What is Sec-WebSocket-Key for?

In section 1.3 "Opening Handshake" of draft-ietf-hybi-thewebsocketprotocol-17, it describes Sec-WebSocket-Key as follows:

To prove that the handshake was received, the server has to take two pieces of information and combine them to form a response. The first piece of information comes from the |Sec-WebSocket-Key| header field in the client handshake:

Sec-WebSocket-Key: dGhlIHNhbXBsZSBub25jZQ==

For this header field, the server has to take the value (as present in the header field, e.g. the base64-encoded [RFC4648] version minus any leading and trailing whitespace), and concatenate this with the Globally Unique Identifier (GUID, [RFC4122]) "258EAFA5-E914-47DA-95CA-C5AB0DC85B11" in string form, which is unlikely to be used by network endpoints that do not understand the WebSocket protocol. A SHA-1 hash (160 bits), base64-encoded (see Section 4 of [RFC4648]), of this concatenation is then returned in the server's handshake [FIPS.180-2.2002].

Here's the thing I can't understand: why not simply return code 101? If the proper use of Sec-WebSocket-Key is for security, or to prove they can handle websocket requests, then any server could return the expected key if they wanted to, and pretend they are a WebSocket server.


Solution 1:

According to RFC 6455 Websocket standard

first part:

.. the server has to prove to the client that it received the
client's WebSocket handshake, so that the server doesn't accept
connections that are not WebSocket connections.  This prevents an
attacker from tricking a WebSocket server by sending it carefully
crafted packets using XMLHttpRequest [XMLHttpRequest] or a form
submission.

...
For this header field, the server has to take the value (as present
in the header field, e.g., the base64-encoded [RFC4648] version minus
any leading and trailing whitespace) and concatenate this with the
Globally Unique Identifier (GUID, [RFC4122]) "258EAFA5-E914-47DA-
95CA-C5AB0DC85B11" in string form, which is unlikely to be used by
network endpoints that do not understand the WebSocket Protocol.

second part:

The |Sec-WebSocket-Key| header field is used in the WebSocket opening
handshake.  It is sent from the client to the server to provide part
of the information used by the server to prove that it received a
valid WebSocket opening handshake.  This helps ensure that the server
does not accept connections from non-WebSocket clients (e.g., HTTP
clients) that are being abused to send data to unsuspecting WebSocket
servers.

So, as the value of the GUID is specified in the standard, it is unlikely (possible, put with very small probability) that the server which is not aware of Websockets will use it. It does not provide any security (secure websockets - wss:// - does), it just ensures that server understands websockets protocol.

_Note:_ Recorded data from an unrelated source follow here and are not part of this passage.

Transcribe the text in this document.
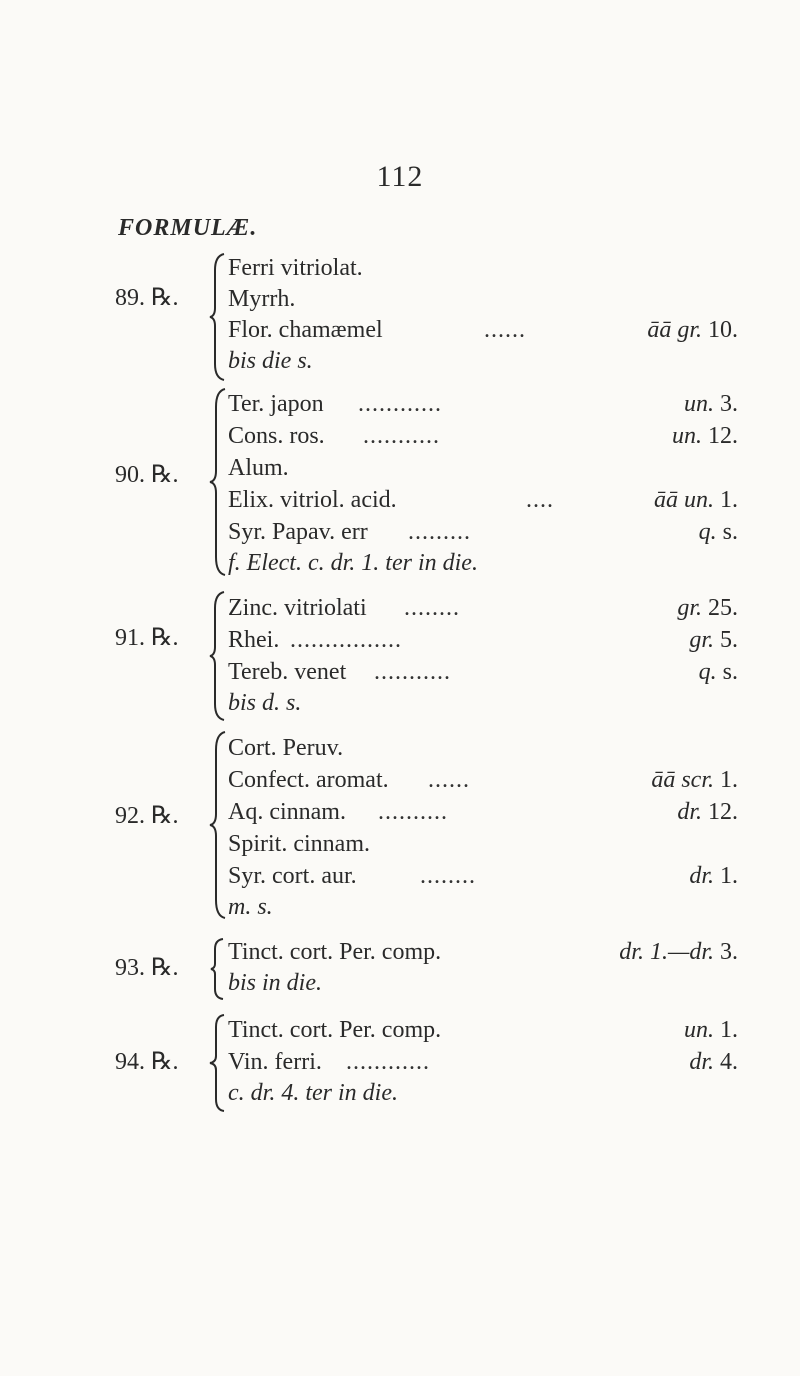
112
FORMULÆ.
89. ℞.
Ferri vitriolat.
Myrrh.
Flor. chamæmel	......	āā gr. 10.
bis die s.
90. ℞.
Ter. japon ............	un. 3.
Cons. ros. ...........	un. 12.
Alum.
Elix. vitriol. acid.	....	āā un. 1.
Syr. Papav. err .........	q. s.
f. Elect. c. dr. 1. ter in die.
91. ℞.
Zinc. vitriolati ........	gr. 25.
Rhei. ................	gr. 5.
Tereb. venet ...........	q. s.
bis d. s.
92. ℞.
Cort. Peruv.
Confect. aromat. ......	āā scr. 1.
Aq. cinnam. ..........	dr. 12.
Spirit. cinnam.
Syr. cort. aur.	........	dr. 1.
m. s.
93. ℞.
Tinct. cort. Per. comp.	dr. 1.—dr. 3.
bis in die.
94. ℞.
Tinct. cort. Per. comp.	un. 1.
Vin. ferri. ............	dr. 4.
c. dr. 4. ter in die.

Really, as you've mentioned, if you are aware of websockets (that's what to be checked), you could pretend to be a websocket server by sending correct response. But then, if you will not act correctly (e.g. form frames correctly), it will be considered as a protocol violation. Actually, you can write a websocket server that is incorrect, but there will be not much use in it.

And another purpose is to prevent clients accidentally requesting websockets upgrade not expecting it (say, by adding corresponding headers manually and then expecting smth else). Sec-WebSocket-Key and other related headers are prohibited to be set using setRequestHeader method in browsers.

Solution 2:

Mostly for cache busting.

Imagine a transparent reverse-proxy server watching HTTP traffic go by. If it doesn't understand WS, it could mistakenly cache a WS handshake and reply with a useless 101 to the next client.

Using a high-entropy key and requiring a basic challenge-response rather specific to WS ensures the server actually understood this was a WS handshake and in turn tells the client that the server will indeed be listening on the port. A caching reverse-proxy would never implement that hashing logic "by mistake".

Solution 3:

I'm inclined to agree.

Nothing of importance would change if the client ignored the value of the Sec-WebSocket-Accept header.

Why? Because the server is not proving anything by doing this calculation (other than that it has the code to do the calculation). Just about the only thing it rules out is a server that simply replies with a canned response.

The exchange of headers (e.g. with fixed 'key' and 'accept' values) is already sufficient to rule out any accidental connection with something that is not at least trying to be a WebSocket server; and if it's trying, the requirement that it do this calculation is hardly an impediment to its succeeding.

The RFC claims:

".. the server has to prove to the client that it received the client's WebSocket handshake, so that the server doesn't accept connections that are not WebSocket connections."

and:

"This helps ensure that the server does not accept connections from non-WebSocket clients .."

Neither of these claims make any sense. The server is never the one rejecting the connection because it is the one computing the hash, not the one checking it.

This sort of exchange would make some sense if the magic GUID were not fixed, but were instead a shared secret between client and server. In that case the exchange would allow the server to prove to the client that it had the shared secret without revealing it.